There is always a let down after any show is over. This one is probably going to be particularly strong because the build up was so long, the experience both stressful and exciting, and the friends I made became particularly dear to me. I became so close with the Swiss soprano named Rachel that we both shed a few tears when we had to say goodbye (it's also hard working in europe and meeting european friends because unlike American singers who all pop through new york from time to time, you really have no idea when you'll see these people again). And now, instead of my excitement about seeing new places and maybe getting new jobs, I'm lying in a bed (my friend Vincenzo's bed - he has insisted that I take his room while he bunks with his brother - this is true southern hospitality- southern italy that is), and hoping I can coax this little fever sore throat thing out of me quickly. It doesn't help that it is rainy and cloudy here for about the 16th day in a row (it has been abnormally horrible weather for this latter part of May here) and that I could be in my own bed right now if I only knew I was going to be too sick to sing auditions and had gone home.
Sometimes I feel so confused when a job is over. Did that go well? I think it did, but maybe I could have done such and such better. Did the conductor love me or hate me? Will anything come of this? Will the theater rehire me? Will I ever have an opportunity to see these dear friends again and/or work with them? Ah the profound let-down. Plus, I have been avoiding thinking about this, but I am going to get back to New York just in time for my best friend to move away. Things change, Jo (reference to Little Women for anyone who is confused) and they keep changing, and I in my Jo-ness keep hoping that the things I like will stay just as they are, but they never do.

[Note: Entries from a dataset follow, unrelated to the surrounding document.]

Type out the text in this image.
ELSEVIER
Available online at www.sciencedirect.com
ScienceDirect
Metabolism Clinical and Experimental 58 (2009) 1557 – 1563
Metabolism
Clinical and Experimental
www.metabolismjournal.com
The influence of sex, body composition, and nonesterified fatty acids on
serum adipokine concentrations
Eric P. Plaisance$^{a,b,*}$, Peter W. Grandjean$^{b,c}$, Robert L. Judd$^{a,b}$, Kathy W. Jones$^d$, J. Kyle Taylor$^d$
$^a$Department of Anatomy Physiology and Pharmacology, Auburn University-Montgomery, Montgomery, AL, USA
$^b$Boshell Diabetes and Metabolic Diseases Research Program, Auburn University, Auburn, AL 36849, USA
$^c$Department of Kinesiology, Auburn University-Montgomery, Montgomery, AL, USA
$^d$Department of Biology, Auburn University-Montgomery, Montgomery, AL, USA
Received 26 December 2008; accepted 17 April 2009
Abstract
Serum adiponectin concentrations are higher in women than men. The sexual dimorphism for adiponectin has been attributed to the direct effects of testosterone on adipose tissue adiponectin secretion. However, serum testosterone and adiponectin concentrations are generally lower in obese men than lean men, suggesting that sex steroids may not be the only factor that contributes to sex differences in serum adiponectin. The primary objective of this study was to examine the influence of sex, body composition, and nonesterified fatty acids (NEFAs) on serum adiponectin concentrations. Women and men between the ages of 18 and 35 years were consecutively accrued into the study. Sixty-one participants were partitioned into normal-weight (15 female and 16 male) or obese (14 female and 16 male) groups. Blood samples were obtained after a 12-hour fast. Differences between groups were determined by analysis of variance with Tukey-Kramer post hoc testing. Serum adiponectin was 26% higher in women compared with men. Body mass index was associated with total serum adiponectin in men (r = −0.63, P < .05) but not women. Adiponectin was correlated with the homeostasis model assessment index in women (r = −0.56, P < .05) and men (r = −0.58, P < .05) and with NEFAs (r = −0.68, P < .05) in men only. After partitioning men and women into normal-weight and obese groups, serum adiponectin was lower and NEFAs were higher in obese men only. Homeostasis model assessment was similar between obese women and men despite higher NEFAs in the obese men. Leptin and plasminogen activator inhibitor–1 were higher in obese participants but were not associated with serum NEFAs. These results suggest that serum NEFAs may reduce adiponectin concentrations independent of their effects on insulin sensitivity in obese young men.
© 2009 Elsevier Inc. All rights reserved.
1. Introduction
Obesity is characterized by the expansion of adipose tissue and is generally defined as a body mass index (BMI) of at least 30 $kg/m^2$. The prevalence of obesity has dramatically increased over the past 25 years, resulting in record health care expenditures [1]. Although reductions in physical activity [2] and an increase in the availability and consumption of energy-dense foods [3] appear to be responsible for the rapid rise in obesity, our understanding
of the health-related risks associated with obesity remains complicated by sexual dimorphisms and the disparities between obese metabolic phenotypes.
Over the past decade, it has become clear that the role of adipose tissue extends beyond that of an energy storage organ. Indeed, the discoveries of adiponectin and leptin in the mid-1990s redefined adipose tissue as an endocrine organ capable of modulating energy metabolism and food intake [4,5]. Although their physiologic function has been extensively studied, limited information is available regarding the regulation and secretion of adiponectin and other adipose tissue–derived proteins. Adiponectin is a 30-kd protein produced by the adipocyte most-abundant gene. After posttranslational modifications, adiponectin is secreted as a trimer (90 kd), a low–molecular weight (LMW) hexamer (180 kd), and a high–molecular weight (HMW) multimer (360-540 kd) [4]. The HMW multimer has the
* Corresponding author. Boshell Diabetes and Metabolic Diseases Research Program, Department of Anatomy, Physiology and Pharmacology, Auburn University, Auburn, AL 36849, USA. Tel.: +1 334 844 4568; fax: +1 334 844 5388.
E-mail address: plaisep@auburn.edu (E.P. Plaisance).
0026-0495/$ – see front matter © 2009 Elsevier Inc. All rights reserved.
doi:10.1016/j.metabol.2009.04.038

On a lighter note, I am staying this week with Vincenzo, and this morning, before he left, he was pulling stuff out of cabinets and cupboards to make sure I had food to eat (until he returns and cooks me something for lunch). He pulled out the following things that his brother had brought in his suitcase from Southern Italy to their apartment: A huge loaf of crusty bread, a jar of home-made jam, three different types of cheeses, at least a dozen eggs, a crate of fresh cherries, and the artichokes that he used yesterday in a risotto. Oh god - how am I gonna eat anything when I leave this place!!!!!!!!!!!!